Amazon DocumentDB uses a unique, distributed, fault-tolerant, self-healing storage system that automatically scales up to 64 TB of data per cluster, so customers can save time and money by not having to worry about capacity planning or over provisioning storage infrastructure. Amazon DocumentDB reduces database I/O by writing only database changes to the storage layer, avoiding slow, inefficient, and expensive data replication across network links.
Together with optimizations like advanced query processing, connection pooling, and optimized recovery and rebuild, Amazon DocumentDB achieves twice the throughput of currently available MongoDB solutions. Additionally, with Amazon DocumentDB’s architecture, the storage and compute are decoupled, allowing each to scale independently, and developers can increase the read capacity to millions of requests per second by adding up to 15 low latency read replicas in minutes, regardless of data size. Amazon DocumentDB is designed for 99.99 percent availability by using the AWS multi-Availability Zone (AZ) technology and replicating six copies of a customer’s data across three AWS Availability Zones (AZs).
Amazon DocumentDB’s architecture also allows customers to save money when running MongoDB databases as customers can get started with one instance for durability and only requires a second instance for high availability.

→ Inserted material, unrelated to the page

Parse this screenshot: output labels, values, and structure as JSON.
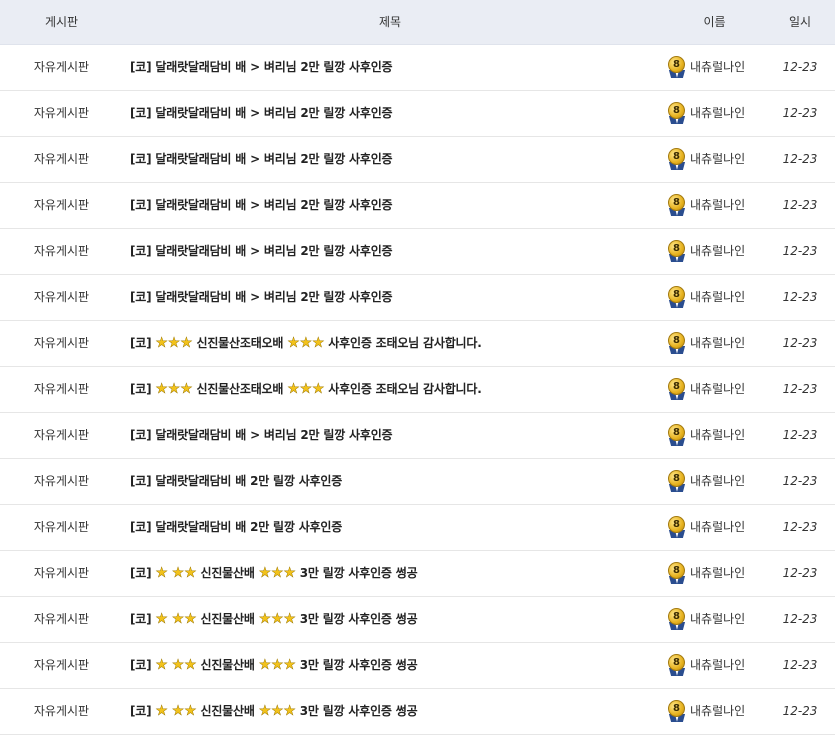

“While other companies have taken the same emulation approach we have to providing a MongoDB compatible service, nobody has built the unique, distributed, fault-tolerant, highly scalable, self-healing storage system that AWS has to work seamlessly with MongoDB,” said Shawn Bice, Vice President, Non-Relational Databases at AWS. “To meet developers’ needs, we looked at multiple different approaches to supporting MongoDB workloads and concluded that the best way to improve the customer experience was to build a new purpose-built document database from the ground up, while supporting the same MongoDB APIs that our customers currently use and like. This effort took more than two years of development, and we’re excited to make this available to our customers today.”